Many children in Arizona are not being screened for potential learning delays and disabilities in the crucial early years, a time when intervention is most successful, according to a recently released brief from First Things First.
“While every child develops at their own pace, there are certain milestones they should reach from birth to 5 years old in how they play, learn, speak, behave and move,” said First Things First Chief Program Officer Michelle Katona. “Developmental screenings are a way to partner with families to learn about a child’s development and identify concerns that can point to a delay or disability. Sadly, many children in Arizona are missing the opportunity to have those issues identified early on.”
Recommendations from the AAP
The American Academy of Pediatrics recommends that pediatricians talk with families about their child’s development at every well-child visit between birth and 3 years old, and conduct developmental screenings at 9, 18 and 30 months of age. Children also may be screened by staff working with a variety of parenting education or family support programs in the community. Data presented in the Starting Strong brief show that, for many children, those screenings are not happening. For example:
- The 2016 National Survey of Children’s Health found that only 1 in 4 Arizona parents (26%) surveyed said that they were asked by a health-care provider to complete a developmental screening tool concerning their child’s development in the past year.
- The Arizona Health Care Cost Containment System (AHCCCS) indicated that in 2016 providers reported that only 1 in 5 (21%) of 1, 2 and 3 year-olds served by the program for the preceding year had received a developmental screening.
In addition, families whose children have identified delays or disabilities may have difficulty accessing services and supports to address those issues due to a variety of systemic challenges, including:
- Many children with mild to moderate delays don’t meet the eligibility criteria for publicly- funded services through the Arizona Early Intervention (AzEIP) Program;
- Inconsistent quality in screening means many families are referred to AzEIP whose children are not eligible, frustrating families and stretching thin those limited early intervention dollars; and
- Difficulty for families to navigate the complex system of supports that do exist, particularly since those supports can vary community by community.
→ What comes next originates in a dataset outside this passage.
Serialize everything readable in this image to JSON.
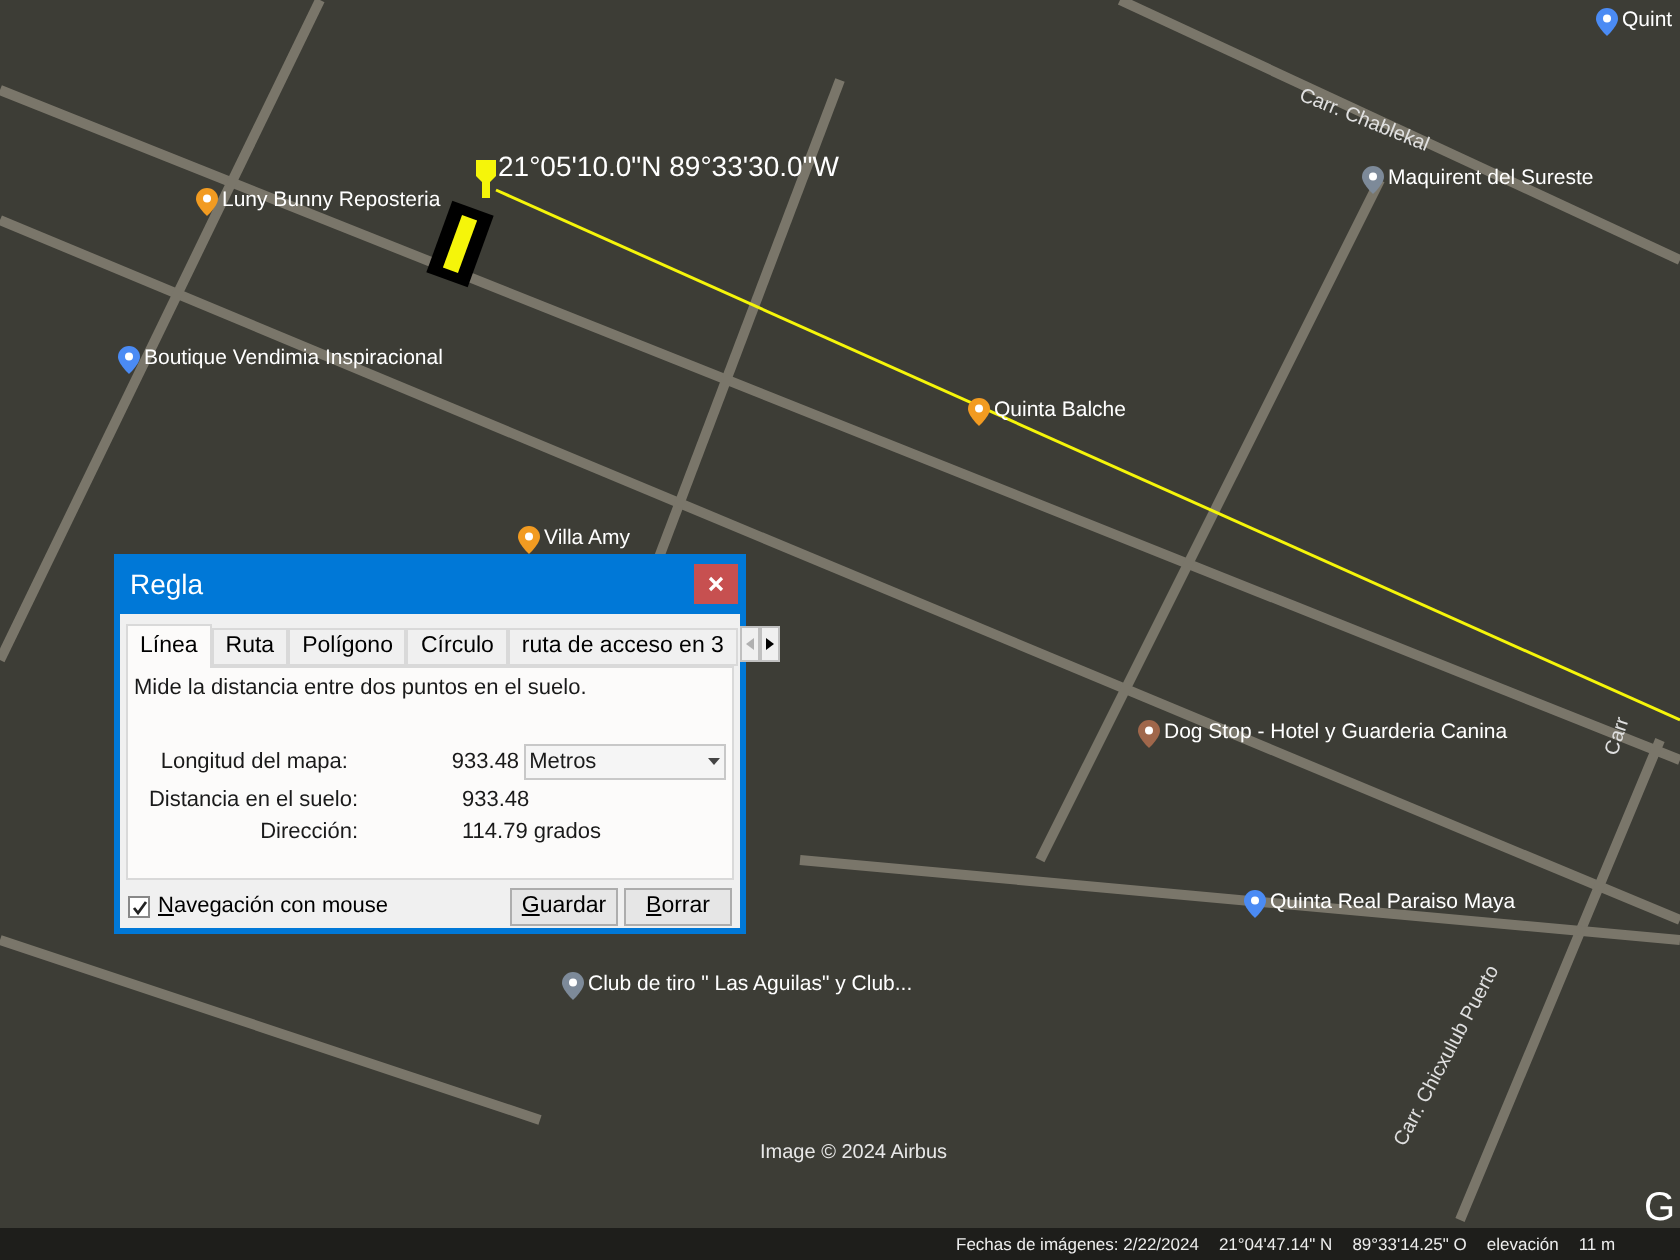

Improving quality screenings
The brief also details efforts by FTF, its state agency partners (such as AzEIP, AHCCCS, the departments of Health Services, Education and Economic Security; and the Arizona Schools for the Deaf and Blind), as well as community partners to improve the quality of screenings, to map the pathways to services for families, and to broaden the number and quality of those services. Those efforts include:
- Enhancing the information available to families on what typical development looks like, how to support children’s learning, and how to address concerns with their doctors;
- Training for professionals to improve the quality of screenings, enhance follow-up work with families, and ensure that families are appropriately referred for follow-up;
- Increasing understanding of the breadth of services available and how to help families access those services; and
First Things First also worked to expand the number of screenings. In fiscal year 2017 alone, 54,514 children received developmental, hearing and vision screenings to help detect issues that could become learning problems later on.